I was immediately bothered.

It took me back to my young 22-aged self when I set off on a journey to help end the sex trafficking industry, or at least put a dent in its profits.

Those tiny signs I saw as I drove into Sunnyside last Monday, which were advertising for a human trafficking exhibit that was held the previous weekend, brought back a familiar, sick feeling in the pit of my stomach.

I remember just weeks before leaving for Thailand several years ago my group and I began learning about the ins and outs of the sex trade industry.

It's one that brings in billions of dollars annually around the world, and seems to be a profitable industry. However, it's also the most sickening thing I've ever heard of.

I remember being tasked with leading a worship service for a group of missionaries in Colorado before we were slated to leave the country. The service primarily consisted of petitioning to God on behalf of those who are sold into that kind of life.

It's so easy to just forget the rest of the world exists outside of my own cubicle or home.

But that's the American way. Our society is very individualistic, and there's nothing wrong with that. It's just extremely simple to forget about developing world cultures that live so differently than I do, and have so much less.

The topic at hand hit me like a blow to the stomach again when Sunnyside's Promise and other local agencies held a vigil earlier this year for all trafficking victims locally.

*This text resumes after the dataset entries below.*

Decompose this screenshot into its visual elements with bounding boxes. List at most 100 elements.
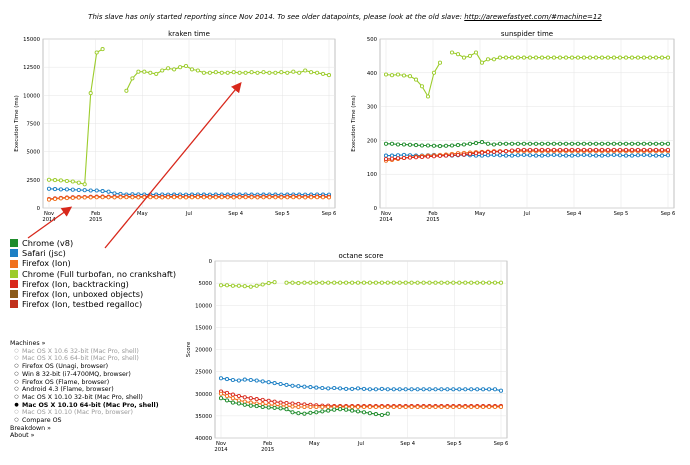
- machine-label: Compare OS: [22, 417, 62, 425]
- data-point: [64, 196, 69, 201]
- data-point: [243, 70, 248, 75]
- machines-header[interactable]: Machines »: [10, 340, 46, 347]
- data-point: [124, 195, 129, 200]
- data-point: [475, 404, 480, 410]
- data-point: [272, 405, 277, 410]
- breakdown-link[interactable]: Breakdown »: [10, 424, 51, 432]
- machine-label: Android 4.3 (Flame, browser): [22, 386, 114, 394]
- y-tick-label: 10000: [195, 303, 212, 309]
- data-point: [219, 195, 224, 200]
- data-point: [515, 147, 521, 152]
- data-point: [563, 153, 569, 158]
- old-slave-link[interactable]: http://arewefastyet.com/#machine=12: [464, 13, 602, 21]
- data-point: [178, 195, 183, 200]
- data-point: [361, 410, 367, 415]
- machine-list: ○ Mac OS X 10.6 32-bit (Mac Pro, shell) ○ M…: [10, 348, 159, 425]
- data-point: [401, 155, 407, 161]
- data-point: [338, 386, 343, 391]
- data-point: [367, 411, 372, 416]
- data-point: [344, 407, 349, 412]
- data-point: [605, 147, 611, 152]
- data-point: [290, 280, 295, 285]
- data-point: [314, 280, 319, 285]
- y-tick-label: 7500: [27, 122, 41, 128]
- legend-item[interactable]: Chrome (Full turbofan, no crankshaft): [10, 269, 176, 279]
- data-point: [557, 147, 563, 152]
- data-point: [593, 141, 599, 146]
- bullet-icon: ○: [14, 393, 19, 400]
- data-point: [355, 409, 361, 414]
- data-point: [617, 141, 623, 146]
- machine-item[interactable]: ○ Mac OS X 10.10 32-bit (Mac Pro, shell): [10, 394, 159, 402]
- legend-item[interactable]: Firefox (Ion, testbed regalloc): [10, 299, 176, 309]
- data-point: [415, 280, 420, 285]
- data-point: [350, 404, 355, 410]
- data-point: [479, 60, 485, 65]
- data-point: [82, 182, 87, 187]
- data-point: [425, 94, 431, 99]
- data-point: [407, 142, 413, 147]
- data-point: [249, 195, 254, 200]
- data-point: [266, 281, 271, 286]
- legend-item[interactable]: Firefox (Ion, backtracking): [10, 279, 176, 289]
- machine-item[interactable]: ○ Mac OS X 10.6 32-bit (Mac Pro, shell): [10, 348, 159, 356]
- data-point: [449, 153, 455, 158]
- legend-item[interactable]: Chrome (v8): [10, 238, 176, 248]
- data-point: [267, 70, 272, 75]
- data-point: [647, 153, 653, 158]
- data-point: [659, 153, 665, 158]
- data-point: [326, 386, 331, 391]
- y-tick-label: 400: [367, 71, 378, 77]
- data-point: [605, 153, 611, 158]
- data-point: [260, 397, 265, 402]
- series-line: [48, 48, 103, 186]
- data-point: [437, 60, 443, 65]
- data-point: [527, 55, 533, 60]
- data-point: [279, 195, 284, 200]
- machine-item[interactable]: ○ Firefox OS (Unagi, browser): [10, 363, 159, 371]
- data-point: [481, 404, 486, 410]
- data-point: [236, 283, 241, 288]
- legend-item[interactable]: Firefox (Ion, unboxed objects): [10, 289, 176, 299]
- machine-item[interactable]: ○ Mac OS X 10.10 (Mac Pro, browser): [10, 409, 159, 417]
- data-point: [266, 405, 271, 410]
- machine-item[interactable]: ○ Compare OS: [10, 417, 159, 425]
- data-point: [46, 186, 52, 191]
- machine-item[interactable]: ○ Mac OS X 10.6 64-bit (Mac Pro, shell): [10, 355, 159, 363]
- data-point: [249, 70, 254, 75]
- machine-item[interactable]: ● Mac OS X 10.10 64-bit (Mac Pro, shell): [10, 402, 158, 410]
- data-point: [70, 187, 75, 192]
- machine-item[interactable]: ○ Android 4.3 (Flame, browser): [10, 386, 159, 394]
- data-point: [425, 154, 431, 159]
- legend-label: Safari (jsc): [22, 248, 66, 259]
- data-point: [308, 385, 313, 390]
- data-point: [290, 404, 295, 409]
- data-point: [485, 141, 491, 146]
- data-point: [160, 195, 165, 200]
- data-point: [653, 55, 659, 60]
- machine-item[interactable]: ○ Win 8 32-bit (i7-4700MQ, browser): [10, 371, 159, 379]
- data-point: [309, 70, 314, 75]
- data-point: [308, 280, 313, 285]
- data-point: [439, 404, 444, 410]
- data-point: [367, 404, 372, 410]
- data-point: [659, 141, 665, 146]
- data-point: [665, 55, 671, 60]
- data-point: [475, 280, 480, 285]
- legend-item[interactable]: Firefox (Ion): [10, 258, 176, 268]
- machine-item[interactable]: ○ Firefox OS (Flame, browser): [10, 379, 159, 387]
- y-axis-label: Execution Time (ms): [351, 95, 357, 151]
- data-point: [64, 187, 69, 192]
- data-point: [320, 71, 326, 76]
- data-point: [314, 404, 319, 410]
- data-point: [82, 188, 87, 193]
- data-point: [118, 195, 123, 200]
- data-point: [545, 147, 551, 152]
- about-link[interactable]: About »: [10, 432, 35, 440]
- data-point: [397, 387, 402, 392]
- y-tick-label: 100: [367, 172, 378, 178]
- data-point: [383, 156, 389, 162]
- x-tick-label: 2015: [261, 447, 274, 453]
- legend-item[interactable]: Safari (jsc): [10, 248, 176, 258]
- y-tick-label: 2500: [27, 178, 41, 184]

Locally? What? Are we serious?

I couldn't believe my ears. I knew it happened, even in the United States. But right here in the Yakima Valley?

Gross.

The mere mention of the subject makes me ill, sad and many times I burst into tears.

What I remember from the worship session in Colorado was that I made a promise to myself, to the victims of this horrendous crime and to God; a promise I had long forgotten.

That snowy, early morning, in gut-wrenching doubled-over sobs, I made a decision and promise to pray and think about victims of sex crimes every day. And by all means, keep seeking out support opportunities that may help even one child.

After helping rescue some children off the street and placing them out of harm's way in Thailand, I returned home.

I returned home still fired up about the issue and wanted to make a difference in my hometown.

But then I went back to school.

After that is was full throttle with my career and I've only thought about the human and sex trafficking subject a handful of times since.

It's time to get back to that. After hearing the news that Sunnyside's Promise is paring back the services the agency offers because funding sources have dried up, I feel a sense of loss. Though the program isn't totally going away, it may not be the same.

It was that organization that brought light to my eyes, as well as to many others, to the appalling human trafficking matter that is happening right here, in our back yard.

But do we really need funding to put a stop to this terrible crime?

Maybe, but I contend we don't.

Though Promise is paring back its staff, they will continue to run on a volunteer basis.

There are still some things we can do to fight the good fight, and volunteering is one of those things.

We shouldn't let a bump in the road stop us from doing what we know is right.

I'm not sure what the next step is, but I am sure I will try to keep my promise to the victims around the globe and in my hometown.

Won't you join me? Even if it's a simple prayer or moment of silence for those who are probably, right now, feeling hopeless, it's something.

Remember, our own lives could be a lot worse and for some, it already is. I don't want to forget about these individuals and I don't want to get so wrapped up into my own small-scale issues that I begin to forget... again.